The club played since its inception in Primera Division Mexicana for 10 years, since the 1970-71 season until its descent to Segunda Division Mexicana in the 1979-80 season.

In their debut season in 1970-71 they ended second place just 5 points below Toluca, who impeded them to reach the  final against América. In 1971-72 season they ended 9 points away from qualifying to the playoffs, and in 1972-73 a 6th place in their group began to reflect a sluggish performance of the players. From the 1973-74 season to 1975-76 season they were unable to pass mid-table and occupied the last positions on several occasions.

For the 1976-77 season they came up short by 7 points from reaching the playoffs. Similarly in the 1977-78 season they were short by 4 points of Tigres UANL who eventually become champions. In 1978-79 and 1979–80, their last two seasons, they ranked last in their group, which made them have to contest a relegation playoffs with the Unión de Curtidores. They lost by an aggregate score of 4-3 and the team was relegated to Segunda Division Mexicana.

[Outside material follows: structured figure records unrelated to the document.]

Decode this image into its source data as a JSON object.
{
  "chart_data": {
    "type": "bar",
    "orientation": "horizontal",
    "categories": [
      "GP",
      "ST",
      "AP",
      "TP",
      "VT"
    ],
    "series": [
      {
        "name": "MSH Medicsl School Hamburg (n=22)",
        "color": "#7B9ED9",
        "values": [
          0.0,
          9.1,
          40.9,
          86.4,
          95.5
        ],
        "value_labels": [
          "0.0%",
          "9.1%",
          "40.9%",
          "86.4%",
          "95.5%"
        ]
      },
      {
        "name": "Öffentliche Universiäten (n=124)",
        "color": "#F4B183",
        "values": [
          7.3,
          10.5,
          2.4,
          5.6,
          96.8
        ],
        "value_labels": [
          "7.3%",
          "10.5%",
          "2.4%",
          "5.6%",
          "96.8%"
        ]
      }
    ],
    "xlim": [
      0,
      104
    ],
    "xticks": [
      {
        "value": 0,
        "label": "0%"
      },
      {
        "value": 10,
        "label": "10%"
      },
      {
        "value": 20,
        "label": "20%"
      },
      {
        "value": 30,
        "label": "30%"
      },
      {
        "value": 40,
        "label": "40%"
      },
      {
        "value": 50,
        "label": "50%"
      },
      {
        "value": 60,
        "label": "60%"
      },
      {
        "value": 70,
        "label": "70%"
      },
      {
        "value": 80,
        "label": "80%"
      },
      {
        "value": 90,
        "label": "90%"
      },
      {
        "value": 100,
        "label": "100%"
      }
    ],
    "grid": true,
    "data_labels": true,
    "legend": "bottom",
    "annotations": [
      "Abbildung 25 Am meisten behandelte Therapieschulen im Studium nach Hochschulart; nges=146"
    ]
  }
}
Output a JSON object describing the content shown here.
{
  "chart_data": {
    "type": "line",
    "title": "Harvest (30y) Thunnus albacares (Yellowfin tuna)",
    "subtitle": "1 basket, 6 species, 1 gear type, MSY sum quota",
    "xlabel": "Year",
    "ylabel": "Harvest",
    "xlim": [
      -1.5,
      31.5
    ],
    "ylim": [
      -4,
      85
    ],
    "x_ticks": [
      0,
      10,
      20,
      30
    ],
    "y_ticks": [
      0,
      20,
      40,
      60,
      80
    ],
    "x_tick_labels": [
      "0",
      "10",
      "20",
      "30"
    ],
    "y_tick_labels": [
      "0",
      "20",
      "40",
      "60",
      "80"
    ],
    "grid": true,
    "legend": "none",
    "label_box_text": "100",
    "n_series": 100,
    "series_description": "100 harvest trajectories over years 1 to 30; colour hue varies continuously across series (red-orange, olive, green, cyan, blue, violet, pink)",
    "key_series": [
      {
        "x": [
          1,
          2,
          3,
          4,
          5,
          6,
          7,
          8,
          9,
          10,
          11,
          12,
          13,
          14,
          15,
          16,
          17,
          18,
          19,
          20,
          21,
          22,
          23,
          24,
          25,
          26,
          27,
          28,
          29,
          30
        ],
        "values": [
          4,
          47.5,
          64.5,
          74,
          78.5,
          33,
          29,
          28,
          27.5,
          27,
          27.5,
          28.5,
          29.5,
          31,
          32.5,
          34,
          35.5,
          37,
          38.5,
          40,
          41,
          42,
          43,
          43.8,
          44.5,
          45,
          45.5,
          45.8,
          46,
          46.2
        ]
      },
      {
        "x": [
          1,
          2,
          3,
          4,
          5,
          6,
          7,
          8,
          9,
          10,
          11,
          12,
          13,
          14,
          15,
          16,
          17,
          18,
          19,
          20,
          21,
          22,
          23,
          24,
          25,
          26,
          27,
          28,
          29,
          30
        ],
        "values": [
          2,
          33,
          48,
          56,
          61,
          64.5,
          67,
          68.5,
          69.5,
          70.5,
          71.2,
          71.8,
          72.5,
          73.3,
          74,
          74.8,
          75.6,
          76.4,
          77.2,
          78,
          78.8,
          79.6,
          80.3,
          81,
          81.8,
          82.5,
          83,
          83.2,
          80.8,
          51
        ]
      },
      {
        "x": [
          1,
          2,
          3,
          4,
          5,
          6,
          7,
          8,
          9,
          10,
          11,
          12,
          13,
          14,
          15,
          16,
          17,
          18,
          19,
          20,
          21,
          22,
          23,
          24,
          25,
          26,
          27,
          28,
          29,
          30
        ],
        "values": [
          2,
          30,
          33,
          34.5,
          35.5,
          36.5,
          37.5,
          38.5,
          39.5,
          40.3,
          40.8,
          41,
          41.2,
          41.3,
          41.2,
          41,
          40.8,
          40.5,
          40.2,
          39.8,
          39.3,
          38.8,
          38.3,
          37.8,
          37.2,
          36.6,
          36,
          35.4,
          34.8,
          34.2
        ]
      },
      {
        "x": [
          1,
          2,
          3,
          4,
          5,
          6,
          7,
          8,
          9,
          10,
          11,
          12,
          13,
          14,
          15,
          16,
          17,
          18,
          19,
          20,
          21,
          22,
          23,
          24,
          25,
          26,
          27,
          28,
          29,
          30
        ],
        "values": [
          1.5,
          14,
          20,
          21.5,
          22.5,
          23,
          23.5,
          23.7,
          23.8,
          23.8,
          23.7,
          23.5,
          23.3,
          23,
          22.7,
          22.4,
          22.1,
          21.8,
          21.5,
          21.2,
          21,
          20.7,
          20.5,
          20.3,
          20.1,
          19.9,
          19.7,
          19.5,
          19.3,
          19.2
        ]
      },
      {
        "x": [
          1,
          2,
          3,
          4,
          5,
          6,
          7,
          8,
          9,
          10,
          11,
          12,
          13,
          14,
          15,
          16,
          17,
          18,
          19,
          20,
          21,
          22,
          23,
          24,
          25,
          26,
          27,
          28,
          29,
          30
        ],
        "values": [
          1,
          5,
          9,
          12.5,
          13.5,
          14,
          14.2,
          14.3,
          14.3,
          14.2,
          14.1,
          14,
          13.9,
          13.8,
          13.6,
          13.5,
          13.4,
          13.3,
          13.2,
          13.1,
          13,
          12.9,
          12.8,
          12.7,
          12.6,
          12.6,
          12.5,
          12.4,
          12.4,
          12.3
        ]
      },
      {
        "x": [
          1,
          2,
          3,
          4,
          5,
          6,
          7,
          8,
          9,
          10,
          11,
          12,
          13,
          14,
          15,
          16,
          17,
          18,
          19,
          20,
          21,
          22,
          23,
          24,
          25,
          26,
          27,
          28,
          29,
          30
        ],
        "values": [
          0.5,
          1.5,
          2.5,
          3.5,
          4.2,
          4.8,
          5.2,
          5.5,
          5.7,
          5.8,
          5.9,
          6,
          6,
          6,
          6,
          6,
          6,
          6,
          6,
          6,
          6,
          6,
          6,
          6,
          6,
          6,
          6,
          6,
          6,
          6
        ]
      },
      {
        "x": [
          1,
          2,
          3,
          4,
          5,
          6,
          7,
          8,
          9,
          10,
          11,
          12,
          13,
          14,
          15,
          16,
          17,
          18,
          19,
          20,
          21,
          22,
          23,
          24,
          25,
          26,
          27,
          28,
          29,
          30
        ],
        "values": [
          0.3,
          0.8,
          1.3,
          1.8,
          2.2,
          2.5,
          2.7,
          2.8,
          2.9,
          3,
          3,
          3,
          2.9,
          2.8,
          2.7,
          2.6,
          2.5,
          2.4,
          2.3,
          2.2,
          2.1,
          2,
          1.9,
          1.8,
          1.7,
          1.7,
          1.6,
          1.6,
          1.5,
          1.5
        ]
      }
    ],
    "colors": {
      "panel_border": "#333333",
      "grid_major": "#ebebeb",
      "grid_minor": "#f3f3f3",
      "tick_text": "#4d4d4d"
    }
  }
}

In 1984 Club Social y Deportivo Jalisco made it to the final for promotion to the Primera Division Mexicana against Zacatepec, however lost 3-1 on aggregate. They would never reach another final in order to return to first division.

In 2008, the team resurges with the original name in order to participate in Liga de Talentos de la Segunda División.

Stadium
Club Social y Deportivo Jalisco always played in Estadio Jalisco, which belongs to the civil Clubs States of Jalisco with 25% of the shares, which were inherited with the purchase of the Oro , act that made them legal partner and part owner of the Estadio Jalisco.